On July 12th, I celebrated living in New York City an entire year. I drank a bottle of champagne that I definitely could not afford (Veuve, my fav; could not afford not to either) with one of my best friends (Charlotte) by the pool at the Trump (fav) before going to dinner at ABC Kitchen (new fav) with other great friends. It is going to be tough to top my first city-versary.
As I reflect on my first year in New York City, here are a few things I am especially thankful for:
- Knowing exactly where to stand in the subway to get off where I need to/avoid being trampled by my fellow commuters/where the AC blows right on my head.
- How a day of Soul Cycle + brunch + shopping with my friends can make us all giggly and feel high, simply because when so much love for a city and each other is bounced off one another it is intoxicating. I have found friends in this city that are priceless, and that is a HUGE blessing.
- Being known by workout instructors, nail salon technicians, the maî·tre d' of my favorite restaurant, a bar tender I walk by after Saturday morning barre classes, etc.
These things are hard earned. They take time. While they seem relatively simple, they represent commitment to my dream and the elbow grease used to make it come to life.
I don't believe in coincidence. But I do think ideal happenstances occur more often in NYC than anywhere else. Like walking home from work through Madison Square Park (which is NOT on my way home from work at all) one evening and hearing City of the Sun for the first time, becoming obsessed -- then finding they play on my birthday in the city and a night I happen to be vacationing in Montauk.
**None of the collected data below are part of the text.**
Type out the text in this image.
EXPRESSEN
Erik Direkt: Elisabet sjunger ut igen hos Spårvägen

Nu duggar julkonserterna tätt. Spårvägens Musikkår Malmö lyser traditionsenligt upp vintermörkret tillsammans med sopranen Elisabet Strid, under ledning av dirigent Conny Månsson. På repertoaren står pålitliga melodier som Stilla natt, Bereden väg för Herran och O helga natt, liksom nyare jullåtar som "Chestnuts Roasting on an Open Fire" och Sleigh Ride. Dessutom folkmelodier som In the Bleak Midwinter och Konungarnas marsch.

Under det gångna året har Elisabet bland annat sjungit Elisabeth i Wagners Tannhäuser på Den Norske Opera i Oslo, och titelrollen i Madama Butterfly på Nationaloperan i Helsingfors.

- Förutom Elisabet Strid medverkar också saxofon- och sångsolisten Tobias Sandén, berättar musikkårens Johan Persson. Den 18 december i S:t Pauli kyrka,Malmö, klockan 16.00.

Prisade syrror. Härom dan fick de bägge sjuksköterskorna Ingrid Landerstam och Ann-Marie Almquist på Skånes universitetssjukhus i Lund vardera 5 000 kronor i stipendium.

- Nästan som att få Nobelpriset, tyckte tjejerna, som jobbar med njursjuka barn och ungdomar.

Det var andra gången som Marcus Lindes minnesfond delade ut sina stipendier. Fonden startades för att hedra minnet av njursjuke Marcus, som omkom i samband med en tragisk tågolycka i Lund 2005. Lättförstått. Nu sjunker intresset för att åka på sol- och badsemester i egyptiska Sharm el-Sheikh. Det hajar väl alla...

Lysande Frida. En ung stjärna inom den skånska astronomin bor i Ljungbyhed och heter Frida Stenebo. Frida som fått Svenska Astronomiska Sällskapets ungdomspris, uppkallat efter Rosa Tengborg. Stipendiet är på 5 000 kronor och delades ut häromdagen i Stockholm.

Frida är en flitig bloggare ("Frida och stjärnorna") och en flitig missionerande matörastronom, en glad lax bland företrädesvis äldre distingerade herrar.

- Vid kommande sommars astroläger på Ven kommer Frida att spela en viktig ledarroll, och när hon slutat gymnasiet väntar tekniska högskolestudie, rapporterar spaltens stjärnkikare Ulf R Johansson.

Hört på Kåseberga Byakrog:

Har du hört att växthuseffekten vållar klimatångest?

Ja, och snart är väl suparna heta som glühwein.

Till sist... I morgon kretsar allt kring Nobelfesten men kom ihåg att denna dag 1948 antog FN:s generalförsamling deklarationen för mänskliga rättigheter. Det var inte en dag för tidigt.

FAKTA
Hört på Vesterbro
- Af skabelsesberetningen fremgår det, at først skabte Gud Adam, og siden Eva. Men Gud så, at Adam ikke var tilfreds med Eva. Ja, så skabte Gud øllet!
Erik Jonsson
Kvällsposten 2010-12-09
Or meeting up with Gracie and Rachel for happy hour at Tao, then being asked to join a banquet-esque birthday party with endless crispy tuna and bottles of champagne.
Or traveling out to Sag Harbor one Saturday morning to find that Gracie and I were quoted the wrong time of an event. So naturally, the brand's contact got us booked at a glorious hotel free of charge and we partied the night away with all of the gays.
Little miracles. New York City is full of opportunity-- as people always say-- and even more so, it is full of little miracles.
Thank you for what you've taught me, New York (when I say New York, I am encompassing every hardship, circumstance, conversation, awkward scenario, frustration, disbelief, heart explosion, disappointment, person, and lesson). You have taught me to ask for what I want; that if I am not willing to ask, I must not want it too badly. You constantly remind me of the question, "What's the worst that can happen?" You have shown me the importance of balancing determination with resilience: there is a time and a place for being stubborn, and there is a time and a place for going with the flow. You have challenged me to see what I can get away with (that was mostly you, G). You have slapped my wrist HARD to teach me important lessons. And you have reiterated my favorite saying over and over in my ear: "It is better to be the one that smiled than the one who didn't smile back" (so many people in this city need to be smiled at).
Best of all, when I find myself facing up against any sort of intimidating circumstance, -- like negotiating my rent raise down or pitching the opportunity to travel to Las Vegas for work to my boss-- you have given me the ability to combat any fear or hesitation with "I moved across the country to New York City alone." So thank you for pulling me here.
p.s. This post is all over the place. It is not my typical writing style; it feels especially raw. It is messy, irregular, and abrupt. It is representational of this past year.
p.p.s. God made this year happen. New York City doesn't have special powers (as much as I like to act like it does). He is majorly at work in this city, and I seem to be reaping the benefits.